The issue of packaging also came up at the recent International Conference on Environment and Renewable Energy, in Ho Chi Minh City, Vietnam. Hiroko Seki, a postdoctoral fellow at Tokyo University of Marine Science and Technology, compared Styrofoam to cardboard as a means for transporting tuna. She found that cardboard is cheaper during the manufacturing and transit phases. Plus, it decomposes, so is better for the environment.
Researchers are currently working on a prototype of corrugated cardboard that will survive in the water, which could significantly reduce waste in seafood logistics in the future.

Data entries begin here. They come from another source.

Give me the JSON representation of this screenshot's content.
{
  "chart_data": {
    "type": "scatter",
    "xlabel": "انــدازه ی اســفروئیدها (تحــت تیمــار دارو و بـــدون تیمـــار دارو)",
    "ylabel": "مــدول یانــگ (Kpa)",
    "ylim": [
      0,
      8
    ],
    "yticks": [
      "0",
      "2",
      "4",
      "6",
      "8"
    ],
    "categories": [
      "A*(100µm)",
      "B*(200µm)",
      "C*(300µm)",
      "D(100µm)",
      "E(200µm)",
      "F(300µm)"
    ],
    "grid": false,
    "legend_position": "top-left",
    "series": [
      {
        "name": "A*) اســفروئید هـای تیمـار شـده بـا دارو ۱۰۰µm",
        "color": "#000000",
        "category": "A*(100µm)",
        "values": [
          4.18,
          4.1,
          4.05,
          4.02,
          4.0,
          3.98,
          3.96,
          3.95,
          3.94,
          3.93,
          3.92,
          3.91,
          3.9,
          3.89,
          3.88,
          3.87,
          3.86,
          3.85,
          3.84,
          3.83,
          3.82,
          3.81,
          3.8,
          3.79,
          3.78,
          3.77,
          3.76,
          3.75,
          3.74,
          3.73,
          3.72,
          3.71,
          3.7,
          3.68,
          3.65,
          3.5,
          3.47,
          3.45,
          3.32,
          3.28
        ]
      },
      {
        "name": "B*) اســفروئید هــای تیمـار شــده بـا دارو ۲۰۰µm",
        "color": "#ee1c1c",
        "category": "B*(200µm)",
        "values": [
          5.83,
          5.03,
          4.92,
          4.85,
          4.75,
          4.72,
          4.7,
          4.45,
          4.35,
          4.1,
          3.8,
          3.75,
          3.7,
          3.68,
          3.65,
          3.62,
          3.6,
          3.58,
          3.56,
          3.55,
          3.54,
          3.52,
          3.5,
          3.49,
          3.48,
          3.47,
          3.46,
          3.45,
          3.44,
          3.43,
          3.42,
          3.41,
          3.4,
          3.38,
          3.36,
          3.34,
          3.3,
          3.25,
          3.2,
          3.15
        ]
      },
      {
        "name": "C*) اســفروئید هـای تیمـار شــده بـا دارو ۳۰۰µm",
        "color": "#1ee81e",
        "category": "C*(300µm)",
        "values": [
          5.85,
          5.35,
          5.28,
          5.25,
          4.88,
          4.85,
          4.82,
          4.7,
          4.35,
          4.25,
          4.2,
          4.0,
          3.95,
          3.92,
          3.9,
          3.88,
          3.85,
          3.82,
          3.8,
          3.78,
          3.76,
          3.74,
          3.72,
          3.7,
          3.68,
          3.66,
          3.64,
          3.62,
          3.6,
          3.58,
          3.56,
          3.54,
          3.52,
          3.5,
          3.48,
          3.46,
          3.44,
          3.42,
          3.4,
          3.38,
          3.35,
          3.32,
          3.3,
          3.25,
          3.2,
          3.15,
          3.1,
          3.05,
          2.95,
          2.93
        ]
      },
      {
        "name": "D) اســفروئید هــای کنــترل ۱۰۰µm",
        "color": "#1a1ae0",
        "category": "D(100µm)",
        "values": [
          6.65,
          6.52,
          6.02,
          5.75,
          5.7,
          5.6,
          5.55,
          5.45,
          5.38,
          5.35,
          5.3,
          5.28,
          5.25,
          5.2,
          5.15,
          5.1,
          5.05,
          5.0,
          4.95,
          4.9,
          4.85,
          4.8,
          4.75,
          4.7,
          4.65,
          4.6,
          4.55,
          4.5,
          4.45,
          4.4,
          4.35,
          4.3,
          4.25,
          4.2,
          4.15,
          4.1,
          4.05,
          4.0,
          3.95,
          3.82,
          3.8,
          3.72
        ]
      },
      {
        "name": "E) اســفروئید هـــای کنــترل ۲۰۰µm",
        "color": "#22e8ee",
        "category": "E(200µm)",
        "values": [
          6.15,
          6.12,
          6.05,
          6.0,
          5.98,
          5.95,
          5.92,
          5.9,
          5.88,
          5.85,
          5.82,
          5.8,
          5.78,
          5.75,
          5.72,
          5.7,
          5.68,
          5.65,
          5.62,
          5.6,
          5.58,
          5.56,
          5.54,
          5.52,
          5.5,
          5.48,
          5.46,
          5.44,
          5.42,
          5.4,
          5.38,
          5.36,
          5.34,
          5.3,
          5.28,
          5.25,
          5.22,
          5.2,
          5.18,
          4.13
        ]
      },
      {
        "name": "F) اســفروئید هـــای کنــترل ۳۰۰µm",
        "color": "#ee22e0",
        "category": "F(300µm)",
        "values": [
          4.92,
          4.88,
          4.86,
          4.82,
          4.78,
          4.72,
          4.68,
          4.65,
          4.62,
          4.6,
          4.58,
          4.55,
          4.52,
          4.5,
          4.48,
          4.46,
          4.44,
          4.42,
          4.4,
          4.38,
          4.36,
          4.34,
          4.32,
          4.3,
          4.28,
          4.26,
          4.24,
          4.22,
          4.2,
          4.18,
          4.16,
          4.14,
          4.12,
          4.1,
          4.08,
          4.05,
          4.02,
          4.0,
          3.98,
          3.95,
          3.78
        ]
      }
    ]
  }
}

Gonzales, the researcher who focused on cabbage, says there are other benefits to reducing waste: self-sufficiency, food security — even higher earnings. "Farmers, retailers, wholesalers, as well as consumers must adapt this technology so that we're able to increase our profits," he says.
Advocates say that on the consumer level, there are everyday things people can also do to help reduce food waste: don't overspend at the grocery store; and don't obsess too much about being sure your apples or carrots look like they do in the movies.